Tuberculosis ScreeningR9-10-113.A.2.c

Based on record review and interview, the health care institution's chief administrative officer failed to ensure training and education related to recognizing the signs and symptoms of tuberculosis (TB) was provided annually to individuals employed by the health care institution for two of two personnel sampled. The deficient practice posed a potential illness risk to residents. Findings include: 1. A review of E1's and E2's personnel record revealed no documentation E1 and E2 completed training on recognizing the signs and symptoms of TB was available for review. 2. In an interview, E1 reported E1 was not aware of the requirement to complete the annual training. E1 acknowledged E1's and E2's personnel records did not include documentation of annual training on recognizing the signs and symptoms of TB.
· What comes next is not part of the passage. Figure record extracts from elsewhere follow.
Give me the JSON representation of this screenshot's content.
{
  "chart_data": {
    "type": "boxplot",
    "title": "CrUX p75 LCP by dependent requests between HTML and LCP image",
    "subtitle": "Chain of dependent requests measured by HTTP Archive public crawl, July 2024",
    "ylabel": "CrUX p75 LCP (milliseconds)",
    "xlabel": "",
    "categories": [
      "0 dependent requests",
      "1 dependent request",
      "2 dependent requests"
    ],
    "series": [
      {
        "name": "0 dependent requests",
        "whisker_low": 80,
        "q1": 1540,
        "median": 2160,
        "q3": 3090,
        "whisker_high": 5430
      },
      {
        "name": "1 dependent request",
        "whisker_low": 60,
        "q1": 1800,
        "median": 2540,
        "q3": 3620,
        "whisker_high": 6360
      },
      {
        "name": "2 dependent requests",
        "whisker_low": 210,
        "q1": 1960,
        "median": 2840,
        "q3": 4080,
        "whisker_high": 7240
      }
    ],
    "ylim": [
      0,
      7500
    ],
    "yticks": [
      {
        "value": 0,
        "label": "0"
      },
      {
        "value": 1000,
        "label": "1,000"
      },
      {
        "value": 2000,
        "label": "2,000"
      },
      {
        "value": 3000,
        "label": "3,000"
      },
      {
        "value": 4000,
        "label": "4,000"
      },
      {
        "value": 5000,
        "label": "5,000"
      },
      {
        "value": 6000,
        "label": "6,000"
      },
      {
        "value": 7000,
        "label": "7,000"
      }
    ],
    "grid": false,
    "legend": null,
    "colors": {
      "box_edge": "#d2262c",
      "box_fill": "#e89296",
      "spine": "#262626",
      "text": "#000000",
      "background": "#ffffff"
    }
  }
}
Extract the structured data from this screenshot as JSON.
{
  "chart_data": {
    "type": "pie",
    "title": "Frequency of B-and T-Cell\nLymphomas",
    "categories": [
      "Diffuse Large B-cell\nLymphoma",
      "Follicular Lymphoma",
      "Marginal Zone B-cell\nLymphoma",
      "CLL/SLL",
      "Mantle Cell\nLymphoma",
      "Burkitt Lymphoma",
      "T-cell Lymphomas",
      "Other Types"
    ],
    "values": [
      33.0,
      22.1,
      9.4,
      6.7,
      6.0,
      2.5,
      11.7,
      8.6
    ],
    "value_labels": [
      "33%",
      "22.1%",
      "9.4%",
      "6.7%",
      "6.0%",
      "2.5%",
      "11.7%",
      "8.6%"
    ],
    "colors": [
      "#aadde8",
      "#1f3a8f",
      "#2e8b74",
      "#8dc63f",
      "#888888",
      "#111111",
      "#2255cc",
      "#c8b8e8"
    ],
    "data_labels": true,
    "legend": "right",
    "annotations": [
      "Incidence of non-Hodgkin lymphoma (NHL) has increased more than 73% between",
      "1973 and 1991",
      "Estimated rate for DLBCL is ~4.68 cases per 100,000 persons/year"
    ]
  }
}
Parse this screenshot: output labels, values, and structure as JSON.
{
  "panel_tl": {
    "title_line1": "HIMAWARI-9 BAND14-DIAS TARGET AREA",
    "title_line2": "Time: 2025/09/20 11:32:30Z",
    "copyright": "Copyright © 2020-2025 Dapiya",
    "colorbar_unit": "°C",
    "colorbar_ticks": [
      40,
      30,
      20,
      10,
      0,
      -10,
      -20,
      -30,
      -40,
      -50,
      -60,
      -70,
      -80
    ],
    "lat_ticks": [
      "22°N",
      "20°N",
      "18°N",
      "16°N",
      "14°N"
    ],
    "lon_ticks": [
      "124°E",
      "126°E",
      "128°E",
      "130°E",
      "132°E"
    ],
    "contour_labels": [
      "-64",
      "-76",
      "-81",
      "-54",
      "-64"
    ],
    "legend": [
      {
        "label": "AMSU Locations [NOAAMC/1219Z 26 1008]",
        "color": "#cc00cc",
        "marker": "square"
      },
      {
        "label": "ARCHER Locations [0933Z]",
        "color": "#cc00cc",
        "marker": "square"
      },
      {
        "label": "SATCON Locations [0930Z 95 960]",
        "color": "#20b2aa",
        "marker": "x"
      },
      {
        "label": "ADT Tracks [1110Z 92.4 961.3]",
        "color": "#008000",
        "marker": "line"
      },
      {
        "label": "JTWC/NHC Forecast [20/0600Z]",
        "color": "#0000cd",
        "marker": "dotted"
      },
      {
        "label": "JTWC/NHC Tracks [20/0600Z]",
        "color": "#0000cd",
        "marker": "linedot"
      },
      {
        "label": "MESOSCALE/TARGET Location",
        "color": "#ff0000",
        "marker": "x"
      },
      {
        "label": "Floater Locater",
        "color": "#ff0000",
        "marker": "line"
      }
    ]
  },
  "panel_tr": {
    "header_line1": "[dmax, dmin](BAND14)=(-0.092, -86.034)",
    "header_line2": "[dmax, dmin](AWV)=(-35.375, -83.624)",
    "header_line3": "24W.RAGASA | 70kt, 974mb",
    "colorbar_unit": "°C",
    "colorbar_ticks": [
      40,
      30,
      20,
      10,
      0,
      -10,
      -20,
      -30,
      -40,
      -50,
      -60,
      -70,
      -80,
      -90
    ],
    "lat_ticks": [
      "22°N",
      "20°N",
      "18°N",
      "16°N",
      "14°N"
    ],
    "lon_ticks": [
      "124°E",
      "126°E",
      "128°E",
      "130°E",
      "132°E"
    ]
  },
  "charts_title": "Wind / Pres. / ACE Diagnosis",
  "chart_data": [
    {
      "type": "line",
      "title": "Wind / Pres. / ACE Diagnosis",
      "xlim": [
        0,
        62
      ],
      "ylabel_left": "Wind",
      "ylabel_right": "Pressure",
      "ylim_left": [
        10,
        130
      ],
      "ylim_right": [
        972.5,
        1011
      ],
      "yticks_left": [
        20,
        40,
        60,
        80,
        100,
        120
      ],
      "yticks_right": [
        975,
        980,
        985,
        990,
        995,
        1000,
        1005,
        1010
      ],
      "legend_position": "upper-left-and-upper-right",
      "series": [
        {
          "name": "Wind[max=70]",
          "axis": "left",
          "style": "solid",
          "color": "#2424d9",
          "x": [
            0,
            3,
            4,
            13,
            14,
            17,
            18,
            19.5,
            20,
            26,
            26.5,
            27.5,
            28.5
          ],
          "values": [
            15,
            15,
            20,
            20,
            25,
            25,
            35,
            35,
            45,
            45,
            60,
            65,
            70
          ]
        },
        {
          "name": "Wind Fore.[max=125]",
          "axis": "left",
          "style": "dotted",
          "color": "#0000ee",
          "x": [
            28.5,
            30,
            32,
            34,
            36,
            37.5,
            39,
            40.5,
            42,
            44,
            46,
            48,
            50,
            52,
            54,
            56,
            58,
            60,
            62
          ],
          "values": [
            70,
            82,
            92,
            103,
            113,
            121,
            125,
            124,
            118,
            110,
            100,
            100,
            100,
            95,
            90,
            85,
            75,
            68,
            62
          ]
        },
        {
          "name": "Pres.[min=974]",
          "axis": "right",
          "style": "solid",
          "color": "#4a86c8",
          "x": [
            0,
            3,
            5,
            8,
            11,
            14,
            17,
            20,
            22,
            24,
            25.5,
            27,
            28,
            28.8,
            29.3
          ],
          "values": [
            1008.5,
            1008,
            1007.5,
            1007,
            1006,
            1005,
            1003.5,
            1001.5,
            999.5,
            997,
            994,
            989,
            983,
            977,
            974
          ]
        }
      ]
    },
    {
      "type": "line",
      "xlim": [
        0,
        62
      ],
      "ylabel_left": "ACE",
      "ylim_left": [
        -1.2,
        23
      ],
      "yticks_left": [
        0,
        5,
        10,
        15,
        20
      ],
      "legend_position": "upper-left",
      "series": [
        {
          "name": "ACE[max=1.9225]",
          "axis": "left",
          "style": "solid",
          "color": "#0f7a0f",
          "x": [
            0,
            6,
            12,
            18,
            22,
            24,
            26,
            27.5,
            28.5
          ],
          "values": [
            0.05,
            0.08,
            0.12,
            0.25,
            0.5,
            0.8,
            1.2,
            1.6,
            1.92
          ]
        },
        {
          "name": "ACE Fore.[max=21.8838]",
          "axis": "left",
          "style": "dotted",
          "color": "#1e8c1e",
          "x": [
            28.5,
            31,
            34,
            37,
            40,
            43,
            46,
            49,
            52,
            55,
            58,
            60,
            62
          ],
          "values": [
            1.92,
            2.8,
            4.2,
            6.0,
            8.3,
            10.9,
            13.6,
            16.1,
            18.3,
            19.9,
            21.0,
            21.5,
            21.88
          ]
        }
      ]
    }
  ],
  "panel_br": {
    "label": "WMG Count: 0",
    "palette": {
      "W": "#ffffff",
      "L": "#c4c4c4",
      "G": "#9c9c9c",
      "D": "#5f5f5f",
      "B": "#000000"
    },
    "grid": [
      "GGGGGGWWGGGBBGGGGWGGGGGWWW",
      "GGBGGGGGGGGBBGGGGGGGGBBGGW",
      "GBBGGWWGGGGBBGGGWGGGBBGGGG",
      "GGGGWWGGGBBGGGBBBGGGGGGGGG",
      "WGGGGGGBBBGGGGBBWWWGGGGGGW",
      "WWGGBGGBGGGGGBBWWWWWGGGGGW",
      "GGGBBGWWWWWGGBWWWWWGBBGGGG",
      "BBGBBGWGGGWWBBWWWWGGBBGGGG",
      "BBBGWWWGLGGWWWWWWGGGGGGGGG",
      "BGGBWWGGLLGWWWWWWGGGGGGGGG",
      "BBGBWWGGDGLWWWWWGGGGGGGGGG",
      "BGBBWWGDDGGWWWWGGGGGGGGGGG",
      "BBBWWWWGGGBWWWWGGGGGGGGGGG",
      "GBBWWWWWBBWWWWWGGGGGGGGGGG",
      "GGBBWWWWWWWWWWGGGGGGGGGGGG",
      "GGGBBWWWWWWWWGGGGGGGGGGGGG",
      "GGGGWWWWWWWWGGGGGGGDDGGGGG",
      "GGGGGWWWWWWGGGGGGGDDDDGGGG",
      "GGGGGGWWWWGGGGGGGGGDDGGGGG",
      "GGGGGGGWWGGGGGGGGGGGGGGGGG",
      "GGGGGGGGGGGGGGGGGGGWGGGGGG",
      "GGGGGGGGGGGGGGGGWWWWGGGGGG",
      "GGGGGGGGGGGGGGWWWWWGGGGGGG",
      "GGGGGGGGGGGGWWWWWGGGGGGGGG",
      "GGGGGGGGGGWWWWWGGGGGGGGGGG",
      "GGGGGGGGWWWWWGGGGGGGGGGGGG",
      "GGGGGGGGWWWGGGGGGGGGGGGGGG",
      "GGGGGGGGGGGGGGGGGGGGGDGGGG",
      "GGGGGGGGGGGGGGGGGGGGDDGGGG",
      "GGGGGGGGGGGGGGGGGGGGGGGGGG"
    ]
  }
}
Tuberculosis ScreeningR9-10-113.A.2.d

Based on documentation review and interview, the health care institution failed to establish, document, and implement tuberculosis (TB) infection control activities including annually assessing the health care institution's risk of exposure to infectious TB. The deficient practice posed a TB exposure risk to residents and staff. Findings include: 1. A review of facility documentation revealed no documentation of annually assessing the health care institution's risk of exposure to infectious TB was available. 2. In an interview, E1 reported E1 had not completed the annual risk assessment. E1 acknowledged an assessment of the health care institution's risk of exposure to infectious TB was not conducted annually.